Para Balseiro Lopes, no Vale do Côa, um “património único da arte Paleolítica que hoje conhecemos ao ar livre», as gravuras rupestres “marcam a paisagem” enquanto “fazem recordar que a criação artística acompanha a humanidade desde os seus primeiros tempos».
«Este é um património que nos aproxima das origens da criatividade humana, e que nos permite conhecer melhor um passado comum, que pertence não apenas a Portugal, mas a toda a humanidade», frisou Balseiro Lopes no evento, que juntou várias personalidades ligadas ao passado e presente do Vale do Côa, como governantes, autarcas, académicos, entre outras entidades locais e nacionais.
Para a ministra, o Vale do Côa é também um exemplo de como a cultura se afirma no território, sendo um património que não existe desligado da paisagem que o envolve e das comunidades, que ao longo do tempo têm contribuído para a sua valorização e preservação.
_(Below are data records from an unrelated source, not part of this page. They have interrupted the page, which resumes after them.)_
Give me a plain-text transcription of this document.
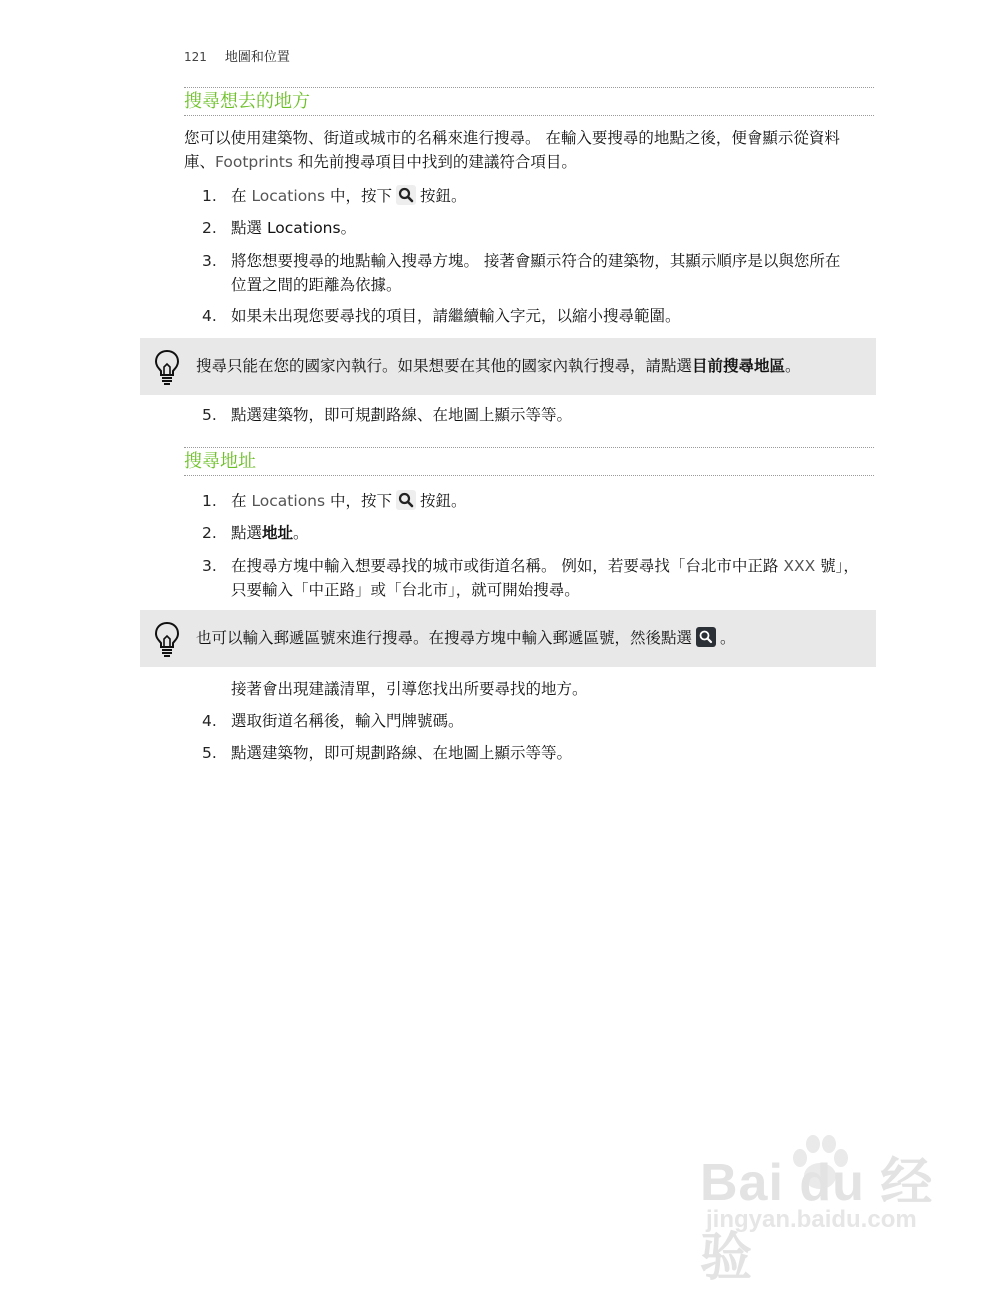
121 地圖和位置
搜尋想去的地方
您可以使用建築物、街道或城市的名稱來進行搜尋。 在輸入要搜尋的地點之後，便會顯示從資料
庫、Footprints 和先前搜尋項目中找到的建議符合項目。
1. 在 Locations 中，按下 按鈕。
2. 點選 Locations。
3. 將您想要搜尋的地點輸入搜尋方塊。 接著會顯示符合的建築物，其顯示順序是以與您所在
位置之間的距離為依據。
4. 如果未出現您要尋找的項目，請繼續輸入字元，以縮小搜尋範圍。
搜尋只能在您的國家內執行。如果想要在其他的國家內執行搜尋，請點選目前搜尋地區。
5. 點選建築物，即可規劃路線、在地圖上顯示等等。
搜尋地址
1. 在 Locations 中，按下 按鈕。
2. 點選地址。
3. 在搜尋方塊中輸入想要尋找的城市或街道名稱。 例如，若要尋找「台北市中正路 XXX 號」，
只要輸入「中正路」或「台北市」，就可開始搜尋。
也可以輸入郵遞區號來進行搜尋。在搜尋方塊中輸入郵遞區號，然後點選 。
接著會出現建議清單，引導您找出所要尋找的地方。
4. 選取街道名稱後，輸入門牌號碼。
5. 點選建築物，即可規劃路線、在地圖上顯示等等。
Bai du 经验
jingyan.baidu.com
Já o presidente da Fundação Côa Parque, João Paulo Sousa, defendeu que aquele território soube transformar risco em património, quando em 1994, no contexto da discussão entre arte e barragem, foram identificadas cerca de 80 rochas com gravuras, em 14 sítios, sendo que no ano seguinte o inventário quase duplicou e continuou a crescer nos anos seguintes.
«Hoje, o território continua a revelar a sua verdadeira dimensão, com mais de 1.600 rochas, espalhadas por 104 sítios arqueológicos. Só em 2026, 69 rochas foram descobertas em seis sítios diferentes», indicou.
A construção da barragem do Côa foi suspensa em 17 de janeiro de 1996, acompanhada pelo pedido de elaboração de um relatório sobre o valor patrimonial e arqueológico da região pela UNESCO, que permitisse ao Governo uma decisão definitiva e fundamentada sobre o projeto hidroelétrico.
Em julho de 1997, o conjunto arqueológico do Vale do Côa foi classificado como monumento nacional e, em dezembro de 1998, foi inscrito na lista de património mundial da UNESCO.
Também na celebração dos 30 anos do PAVC, o presidente da Câmara de Vila Nova de Foz Côa, Pedro Duarte, sublinhou que o reconhecimento do Vale do Côa pela UNESCO como Património Mundial da Humanidade foi “a afirmação de um território extraordinário».
«O Vale do Côa não é apenas um conjunto de gravuras rupestres. É um dos antigos testemunhos da criatividade humana», sublinhou o autarca, que defendeu que o país tomou a decisão certa em preservar as gravuras rupestres, em detrimento de uma barragem.